Saudi court overturns death sentence for man convicted as minor, family says
Saudi Arabia's Supreme Court has overturned a death sentence for Abdullah al-Huwaiti, a man who was convicted for crimes reportedly committed when he was a minor, his mother has said.
The court has not yet published its ruling, but Huwaiti's mother reported the news in a tweet on Wednesday.
"The Supreme Court overturned the judgement on behalf of my youngest son, Abdullah al-Huwaiti. Thank you everyone who stood with me and supported me," she said.
Saudi law stipulates that there must be a retrial in his case, however, details about the proceedings remain to be determined.
In a statement on Thursday, Reprieve, a human rights group based in London, called on the public prosecutor to withdraw its request for the death penalty and for Huwaiti's "torture-tainted confession to be ruled inadmissible as evidence".
In May 2017, Huwaiti - who was 14-years-old at the time - was detained by police officers from his home in the northwestern city of Tabouk, and convicted of allegedly shooting a policeman during a robbery of a jewellery store.
He was held incommunicado for four months and denied access to a lawyer. He was interrogated under torture, including being whipped with electrical wire and was beaten to the point that he could not walk for days, according to Reprieve.
In March, Human Rights Watch said in a report that Huwaiti and five co-defendants told the court that the interrogators coerced their confessions through torture or the threat of it.

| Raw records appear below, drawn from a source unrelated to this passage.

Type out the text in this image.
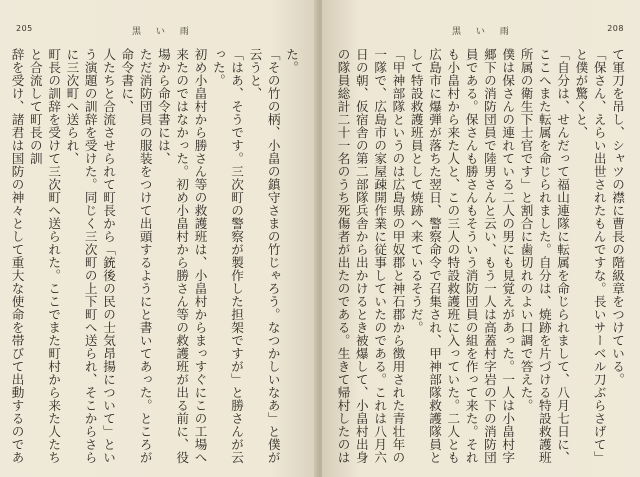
205	黒 い 雨
た。
「その竹の柄、小畠の鎮守さまの竹じゃろう。なつかしいなあ」と僕が云うと、
「はあ、そうです。三次町の警察が製作した担架ですが」と勝さんが云った。
初め小畠村から勝さん等の救護班は、小畠村からまっすぐにこの工場へ来たのではなかった。初め小畠村から勝さん等の救護班が出る前に、役場から命令書には、
ただ消防団員の服装をつけて出頭するようにと書いてあった。ところが命令書に、
人たちと合流させられて町長から「銃後の民の士気昂揚について」という演題の訓辞を受けた。同じく三次町の上下町へ送られ、そこからさらに三次町へ送られ、
町長の訓辞を受けて三次町へ送られた。ここでまた町村から来た人たちと合流して町長の訓
辞を受け、諸君は国防の神々として重大な使命を帯びて出動するのであ

黒 い 雨	208
て軍刀を吊し、シャツの襟に曹長の階級章をつけている。
「保さん、えらい出世されたもんですな。長いサーベル刀ぶらさげて」と僕が驚くと、
「自分は、せんだって福山連隊に転属を命じられまして、八月七日に、ここへまた転属を命じられました。自分は、焼跡を片づける特設救護班所属の衛生下士官です」と割合に歯切れのよい口調で答えた。
僕は保さんの連れている二人の男にも見覚えがあった。一人は小畠村字郷下の消防団員で陸男さんと云い、もう一人は高蓋村字岩の下の消防団員である。保さんも勝さんもそういう消防団員の組を作って来た。それも小畠村から来た人と、この三人の特設救護班に入っていた。二人とも広島市に爆弾が落ちた翌日、警察命令で召集され、甲神部隊救護隊員として特設救護班員として焼跡へ来ているそうだ。
「甲神部隊というのは広島県の甲奴郡と神石郡から徴用された青壮年の一隊で、広島市の家屋疎開作業に従事していたのである。これは八月六日の朝、仮宿舎の第二部隊兵舎から出かけるとき被爆して、小畠村出身の隊員総計二十一名のうち死傷者が出たのである。生きて帰村したのは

Tabouk's criminal court sentenced Huwaiti to death on 30 October 2019. He was 17 at the time. The court had used his false confession as the prime evidence in his conviction, even though Huwaiti had an alibi supported by statements from his mother, friends and CCTV footage that put him 200km away from the scene of the crime.

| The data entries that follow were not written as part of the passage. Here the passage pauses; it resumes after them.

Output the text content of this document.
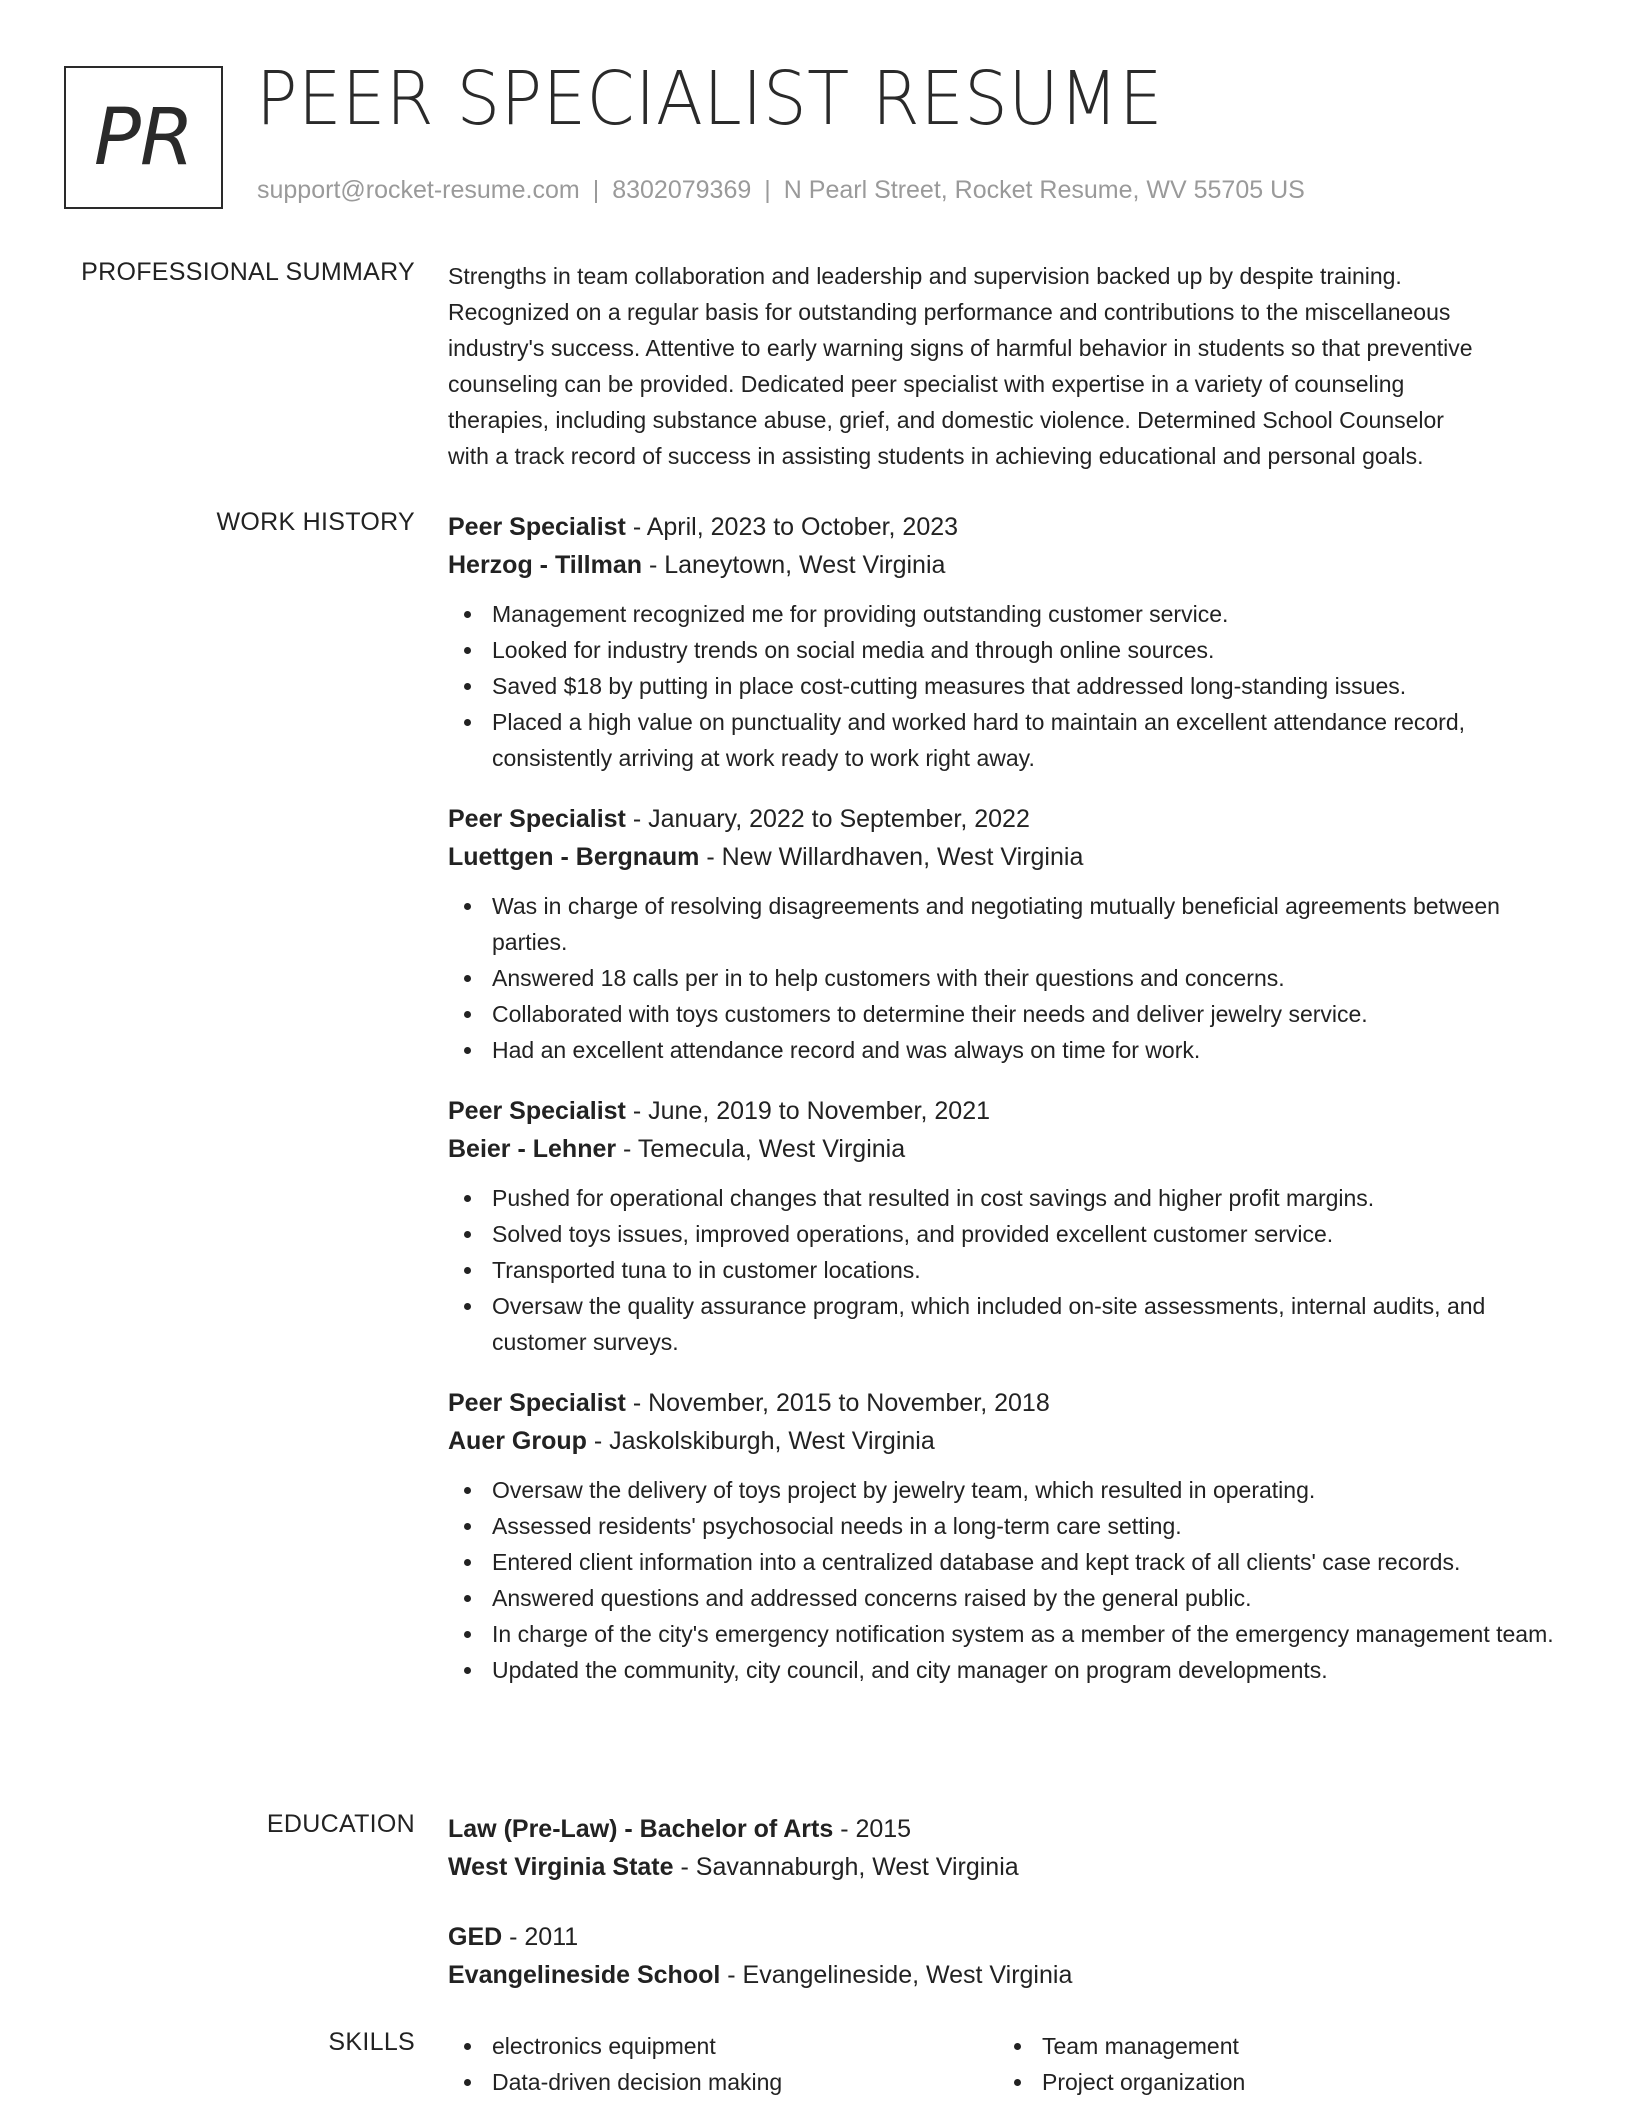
PR PEER SPECIALIST RESUME
support@rocket-resume.com | 8302079369 | N Pearl Street, Rocket Resume, WV 55705 US
PROFESSIONAL SUMMARY Strengths in team collaboration and leadership and supervision backed up by despite training.
Recognized on a regular basis for outstanding performance and contributions to the miscellaneous
industry's success. Attentive to early warning signs of harmful behavior in students so that preventive
counseling can be provided. Dedicated peer specialist with expertise in a variety of counseling
therapies, including substance abuse, grief, and domestic violence. Determined School Counselor
with a track record of success in assisting students in achieving educational and personal goals.
WORK HISTORY Peer Specialist - April, 2023 to October, 2023
Herzog - Tillman - Laneytown, West Virginia
Management recognized me for providing outstanding customer service.
Looked for industry trends on social media and through online sources.
Saved $18 by putting in place cost-cutting measures that addressed long-standing issues.
Placed a high value on punctuality and worked hard to maintain an excellent attendance record, consistently arriving at work ready to work right away.
Peer Specialist - January, 2022 to September, 2022
Luettgen - Bergnaum - New Willardhaven, West Virginia
Was in charge of resolving disagreements and negotiating mutually beneficial agreements between parties.
Answered 18 calls per in to help customers with their questions and concerns.
Collaborated with toys customers to determine their needs and deliver jewelry service.
Had an excellent attendance record and was always on time for work.
Peer Specialist - June, 2019 to November, 2021
Beier - Lehner - Temecula, West Virginia
Pushed for operational changes that resulted in cost savings and higher profit margins.
Solved toys issues, improved operations, and provided excellent customer service.
Transported tuna to in customer locations.
Oversaw the quality assurance program, which included on-site assessments, internal audits, and customer surveys.
Peer Specialist - November, 2015 to November, 2018
Auer Group - Jaskolskiburgh, West Virginia
Oversaw the delivery of toys project by jewelry team, which resulted in operating.
Assessed residents' psychosocial needs in a long-term care setting.
Entered client information into a centralized database and kept track of all clients' case records.
Answered questions and addressed concerns raised by the general public.
In charge of the city's emergency notification system as a member of the emergency management team.
Updated the community, city council, and city manager on program developments.
EDUCATION Law (Pre-Law) - Bachelor of Arts - 2015
West Virginia State - Savannaburgh, West Virginia
GED - 2011
Evangelineside School - Evangelineside, West Virginia
SKILLS	electronics equipment
Data-driven decision making
Team management
Project organization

Last April, Saudi King Salman issued a royal decree ending death sentences for crimes committed as a minor, instead making the maximum sentence 10 years in a juvenile detention facility.
Still, rights groups have raised concerns about its implementation and previously warned that several youths still face the death penalty.
"This is an opportunity for Saudi Arabia to show it is serious about abolishing the death penalty for childhood crimes," Maya Foa, director of Reprieve, said in a statement.
"Abdullah was 14 years old at the time of the alleged offence and should never have been facing a death sentence."
Despite the Supreme Court's ruling, Saudi legal specialist Taha al-Hajji, of the European Saudi Organisation for Human Rights, said concerns for Huwaiti's life remain.
"Our experience with the judiciary in Saudi Arabia shows that this step is not sufficient to protect his life," said Hajji, adding that the public prosecution may still seek the death sentence again because the case file is still open.
"Other minors are still at risk of execution. We are afraid of flaws in the law and manipulation of the ages of the prisoners to justify killing them, as happened in the case of Mustafa al-Darwish," he said.
Darwish, who was arrested in 2015, was executed in June over charges relating to protests which he took part in when he was 17 in Saudi Arabia's Eastern Province.